Benefits of Tridion Access Management
The Tridion Docs 15 release adds support for Tridion Access Management, or simply Access Management. The application provides a single, simplified interface for managing access to Tridion applications by end users and by the APIs for other applications.
- Unified single sign-on
-
By functioning as a federation gateway and managing client credentials, Access Management provides single sign-on (SSO) for end users across the different applications that make up a Tridion Docs implementation.
- Simplified configuration of Multi-factor Authentication
-
Because user authentication takes place outside of individual applications and is instead handled by an identity provider, enterprise organizations can enable Multi-factor Authentication (MFA/2FA) with far greater ease.
- User interface for managing system access
-
Access Management provides a centralized interface for configuring authentication. Administrators can use Access Management user interface to perform the following tasks:
- Create and maintain connections to external identity providers.
- Configure authentication for Tridion Docs applications.
- Manage client credentials for applications, end users and service accounts.
- Simplified configuration of external identity providers
-
Access Management provides a simplified implementation based on a single protocol, OpenID Connect, while still supporting the use of other protocols by external identity providers. The following Tridion Docs applications and services come pre-configured to interact with Access Management through the OpenID Connect:
- The Tridion Docs browser-based user interfaces: Review Space, Draft Space and Organize Space.

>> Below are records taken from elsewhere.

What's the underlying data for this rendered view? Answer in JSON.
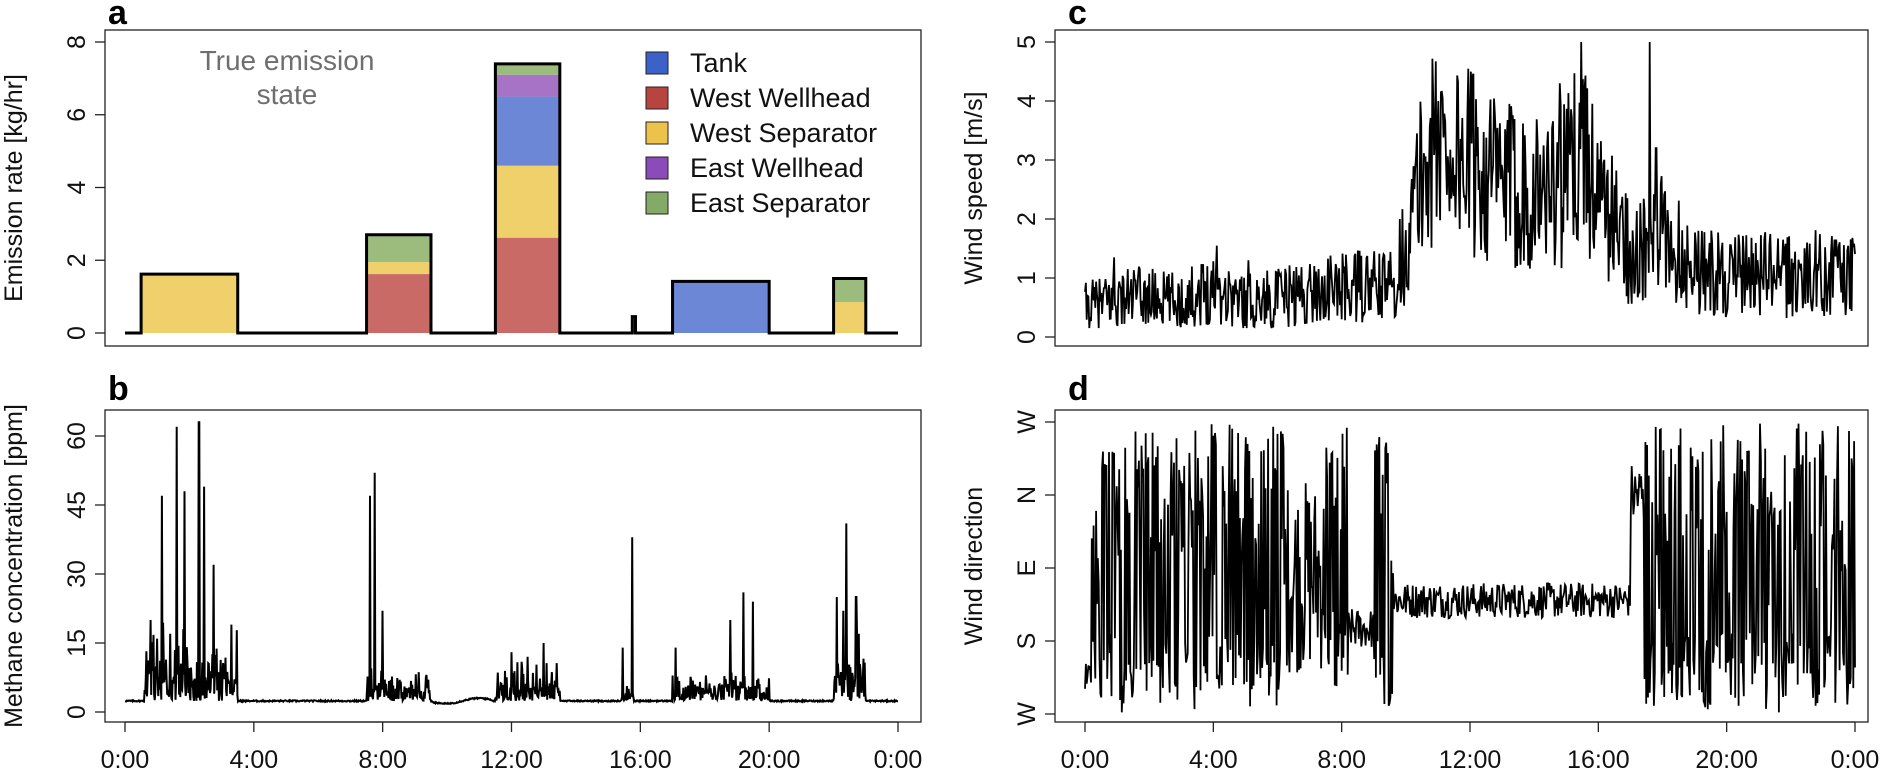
{
  "colors": {
    "tank": "#6b87d6",
    "west_wellhead": "#c96a66",
    "west_separator": "#f0d06a",
    "east_wellhead": "#a673c7",
    "east_separator": "#9bbc7d",
    "tank_legend": "#3a62c9",
    "west_wellhead_legend": "#b8443f",
    "west_separator_legend": "#edc24a",
    "east_wellhead_legend": "#8b4bb8",
    "east_separator_legend": "#83aa66",
    "line": "#000000",
    "annotation": "#6e6e6e"
  },
  "x_ticks": [
    "0:00",
    "4:00",
    "8:00",
    "12:00",
    "16:00",
    "20:00",
    "0:00"
  ],
  "chart_data": [
    {
      "panel": "a",
      "type": "bar",
      "ylabel": "Emission rate [kg/hr]",
      "yticks": [
        "0",
        "2",
        "4",
        "6",
        "8"
      ],
      "ylim": [
        0,
        8
      ],
      "xlim_hours": [
        0,
        24
      ],
      "annotation": [
        "True emission",
        "state"
      ],
      "legend": [
        "Tank",
        "West Wellhead",
        "West Separator",
        "East Wellhead",
        "East Separator"
      ],
      "legend_position": "top-right",
      "series_order": [
        "West Wellhead",
        "West Separator",
        "Tank",
        "East Wellhead",
        "East Separator"
      ],
      "segments": [
        {
          "start": 0.5,
          "end": 3.5,
          "West Wellhead": 0,
          "West Separator": 1.62,
          "Tank": 0,
          "East Wellhead": 0,
          "East Separator": 0
        },
        {
          "start": 7.5,
          "end": 9.5,
          "West Wellhead": 1.62,
          "West Separator": 0.33,
          "Tank": 0,
          "East Wellhead": 0,
          "East Separator": 0.75
        },
        {
          "start": 11.5,
          "end": 13.5,
          "West Wellhead": 2.62,
          "West Separator": 1.98,
          "Tank": 1.9,
          "East Wellhead": 0.6,
          "East Separator": 0.3
        },
        {
          "start": 15.75,
          "end": 15.85,
          "West Wellhead": 0,
          "West Separator": 0,
          "Tank": 0.45,
          "East Wellhead": 0,
          "East Separator": 0
        },
        {
          "start": 17.0,
          "end": 20.0,
          "West Wellhead": 0,
          "West Separator": 0,
          "Tank": 1.42,
          "East Wellhead": 0,
          "East Separator": 0
        },
        {
          "start": 22.0,
          "end": 23.0,
          "West Wellhead": 0,
          "West Separator": 0.85,
          "Tank": 0,
          "East Wellhead": 0,
          "East Separator": 0.65
        }
      ]
    },
    {
      "panel": "b",
      "type": "line",
      "ylabel": "Methane concentration [ppm]",
      "yticks": [
        "0",
        "15",
        "30",
        "45",
        "60"
      ],
      "ylim": [
        0,
        65
      ],
      "xlim_hours": [
        0,
        24
      ],
      "baseline": 2.4,
      "activity": [
        {
          "start": 0.6,
          "end": 3.5,
          "mean": 9,
          "peaks": [
            [
              1.15,
              47
            ],
            [
              1.6,
              62
            ],
            [
              1.85,
              48
            ],
            [
              2.3,
              63
            ],
            [
              2.45,
              49
            ],
            [
              2.75,
              32
            ],
            [
              3.3,
              19
            ],
            [
              0.8,
              20
            ]
          ]
        },
        {
          "start": 7.5,
          "end": 9.5,
          "mean": 4,
          "peaks": [
            [
              7.6,
              47
            ],
            [
              7.75,
              52
            ],
            [
              8.0,
              22
            ]
          ]
        },
        {
          "start": 11.5,
          "end": 13.5,
          "mean": 5,
          "peaks": [
            [
              12.0,
              13
            ],
            [
              13.0,
              15
            ],
            [
              12.5,
              12
            ]
          ]
        },
        {
          "start": 15.4,
          "end": 15.8,
          "mean": 2,
          "peaks": [
            [
              15.45,
              14
            ],
            [
              15.75,
              38
            ]
          ]
        },
        {
          "start": 17.0,
          "end": 20.0,
          "mean": 3.5,
          "peaks": [
            [
              17.1,
              14
            ],
            [
              18.8,
              20
            ],
            [
              19.2,
              26
            ],
            [
              19.5,
              24
            ]
          ]
        },
        {
          "start": 22.0,
          "end": 23.0,
          "mean": 8,
          "peaks": [
            [
              22.1,
              25
            ],
            [
              22.4,
              41
            ],
            [
              22.7,
              25
            ],
            [
              22.3,
              22
            ]
          ]
        }
      ]
    },
    {
      "panel": "c",
      "type": "line",
      "ylabel": "Wind speed [m/s]",
      "yticks": [
        "0",
        "1",
        "2",
        "3",
        "4",
        "5"
      ],
      "ylim": [
        0,
        5
      ],
      "xlim_hours": [
        0,
        24
      ],
      "envelope": [
        [
          0,
          0.5
        ],
        [
          1.5,
          0.7
        ],
        [
          3,
          0.6
        ],
        [
          4,
          0.85
        ],
        [
          5,
          0.6
        ],
        [
          6.5,
          0.7
        ],
        [
          7.5,
          0.8
        ],
        [
          8.5,
          0.85
        ],
        [
          9.5,
          0.85
        ],
        [
          10,
          1.5
        ],
        [
          10.5,
          2.8
        ],
        [
          11,
          3.3
        ],
        [
          12,
          3.0
        ],
        [
          13,
          2.6
        ],
        [
          14,
          2.5
        ],
        [
          15,
          2.6
        ],
        [
          15.5,
          3.5
        ],
        [
          16,
          2.3
        ],
        [
          17.0,
          1.5
        ],
        [
          17.5,
          1.4
        ],
        [
          18,
          1.7
        ],
        [
          19,
          1.2
        ],
        [
          20,
          1.0
        ],
        [
          21,
          1.1
        ],
        [
          22,
          1.0
        ],
        [
          23,
          1.1
        ],
        [
          24,
          1.0
        ]
      ],
      "spikes": [
        [
          0.9,
          1.35
        ],
        [
          4.1,
          1.55
        ],
        [
          5.1,
          1.3
        ],
        [
          11.1,
          4.15
        ],
        [
          14.8,
          4.3
        ],
        [
          17.6,
          5.0
        ],
        [
          17.8,
          3.2
        ]
      ]
    },
    {
      "panel": "d",
      "type": "line",
      "ylabel": "Wind direction",
      "yticks": [
        "W",
        "S",
        "E",
        "N",
        "W"
      ],
      "ylim": [
        0,
        360
      ],
      "xlim_hours": [
        0,
        24
      ],
      "regimes": [
        {
          "start": 0.0,
          "end": 0.2,
          "mode": "steady",
          "center": 50,
          "spread": 20
        },
        {
          "start": 0.2,
          "end": 6.2,
          "mode": "erratic"
        },
        {
          "start": 6.2,
          "end": 7.5,
          "mode": "mixed",
          "center": 170,
          "spread": 120
        },
        {
          "start": 7.5,
          "end": 8.2,
          "mode": "erratic"
        },
        {
          "start": 8.2,
          "end": 9.0,
          "mode": "steady",
          "center": 105,
          "spread": 25
        },
        {
          "start": 9.0,
          "end": 9.6,
          "mode": "erratic"
        },
        {
          "start": 9.6,
          "end": 17.0,
          "mode": "steady",
          "center": 140,
          "spread": 22
        },
        {
          "start": 17.0,
          "end": 17.4,
          "mode": "steady",
          "center": 270,
          "spread": 40
        },
        {
          "start": 17.4,
          "end": 24.0,
          "mode": "erratic"
        }
      ]
    }
  ]
}
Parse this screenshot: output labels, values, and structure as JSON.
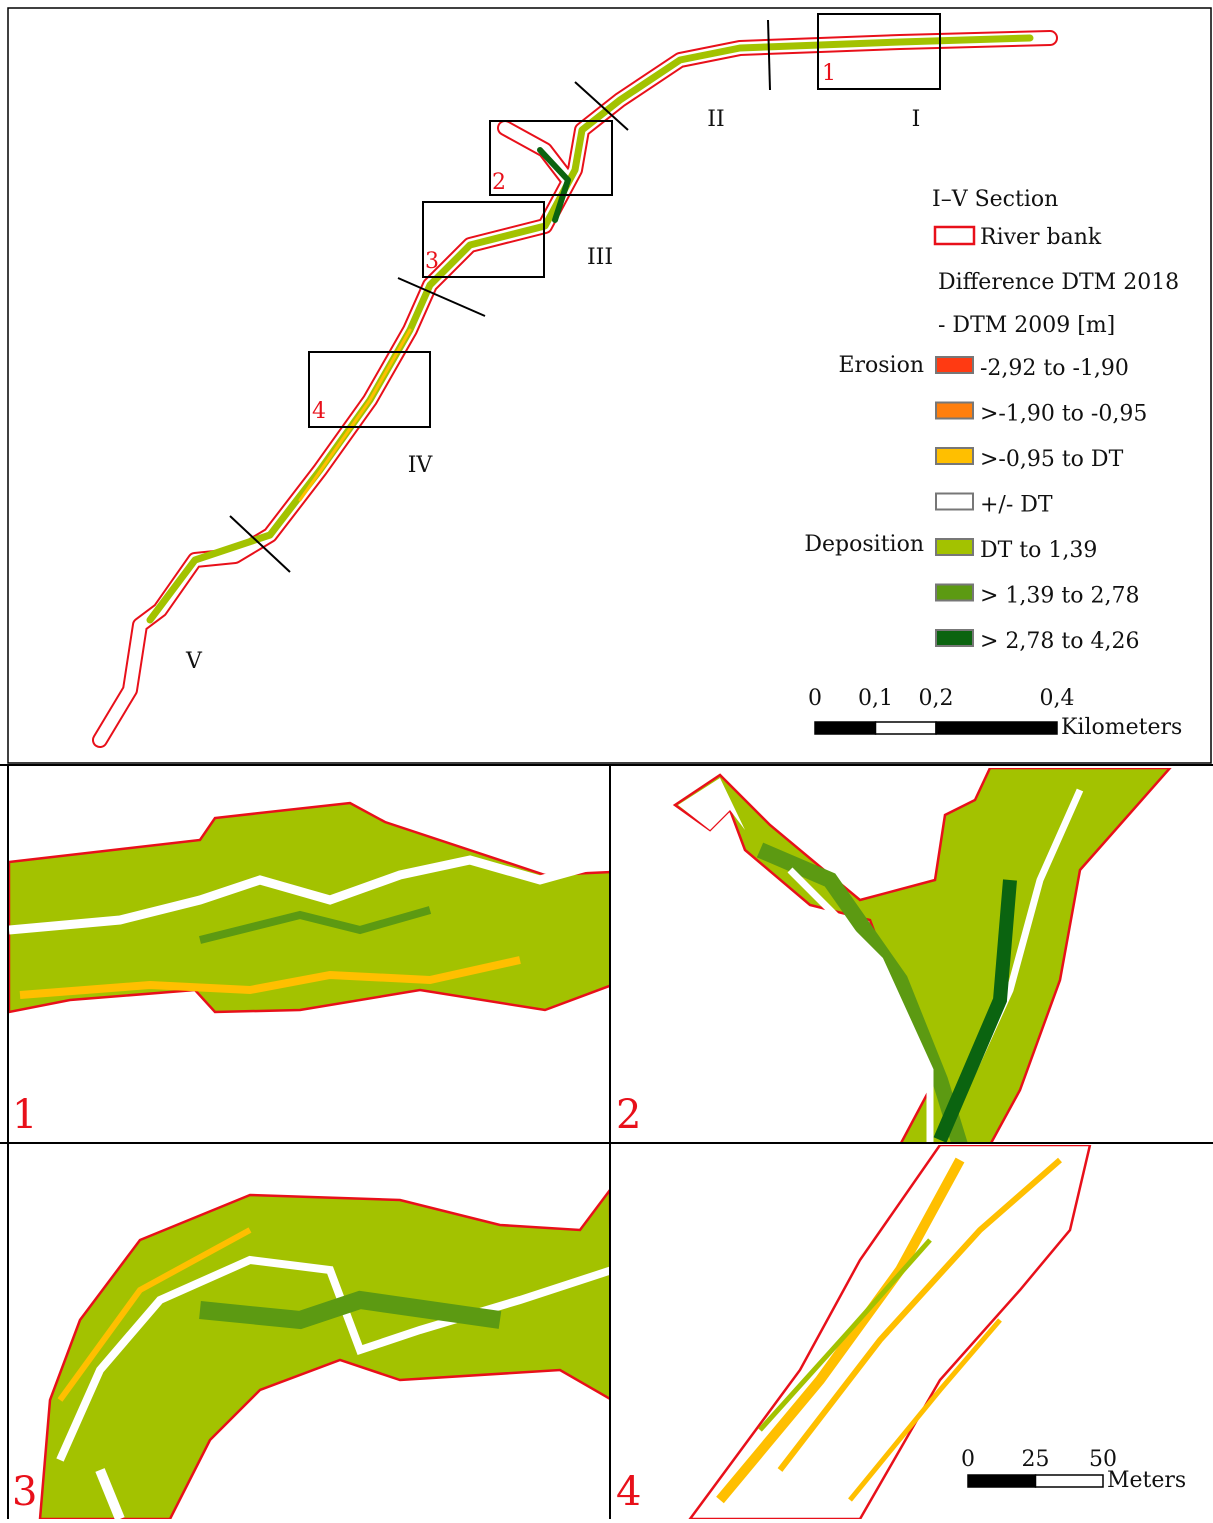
{
  "overview": {
    "sections": [
      "I",
      "II",
      "III",
      "IV",
      "V"
    ],
    "boxes": [
      "1",
      "2",
      "3",
      "4"
    ]
  },
  "legend": {
    "title": "I–V Section",
    "bank": {
      "label": "River bank",
      "color": "#e8101a"
    },
    "heading": [
      "Difference DTM 2018",
      "- DTM 2009 [m]"
    ],
    "erosion_label": "Erosion",
    "deposition_label": "Deposition",
    "classes": [
      {
        "label": "-2,92 to -1,90",
        "color": "#ff3a12"
      },
      {
        "label": ">-1,90 to -0,95",
        "color": "#ff7f0e"
      },
      {
        "label": ">-0,95 to DT",
        "color": "#ffbf00"
      },
      {
        "label": "+/- DT",
        "color": "#ffffff"
      },
      {
        "label": "DT to 1,39",
        "color": "#a3c200"
      },
      {
        "label": "> 1,39 to 2,78",
        "color": "#5c9a12"
      },
      {
        "label": "> 2,78 to 4,26",
        "color": "#0b6410"
      }
    ]
  },
  "scale_km": {
    "ticks": [
      0,
      {
        "value": 0.1,
        "label": "0,1"
      },
      {
        "value": 0.2,
        "label": "0,2"
      },
      {
        "value": 0.4,
        "label": "0,4"
      }
    ],
    "unit": "Kilometers"
  },
  "scale_m": {
    "ticks": [
      0,
      25,
      50
    ],
    "unit": "Meters"
  },
  "panels": [
    "1",
    "2",
    "3",
    "4"
  ]
}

- The Tridion Docs desktop clients: Publication Manager, Condition Manager, Content Importer and the external editor connected through Authoring Bridge.
- The ISHRemote module
- The Access Management application itself, both the user interface and the API
- The Add-ons API
Implementors only need to configure one application on the external identity provider system. The different Tridion Docs applications and services are not impacted by external identity provider changes.
- Tridion Identity Provider
-
Tridion Docs provides the Tridion Docs Identity Provider as a sample identity provider that OpenID Connect protocol and makes it easy to get started with Access Management.
The Tridion Docs Identity Provider is automatically registered and configured in Access Management during the installation of Content Manager, and it can be used immediately after installation to authenticate users.
Tridion Docs Identity Provider supports for the OpenID Connect protocol.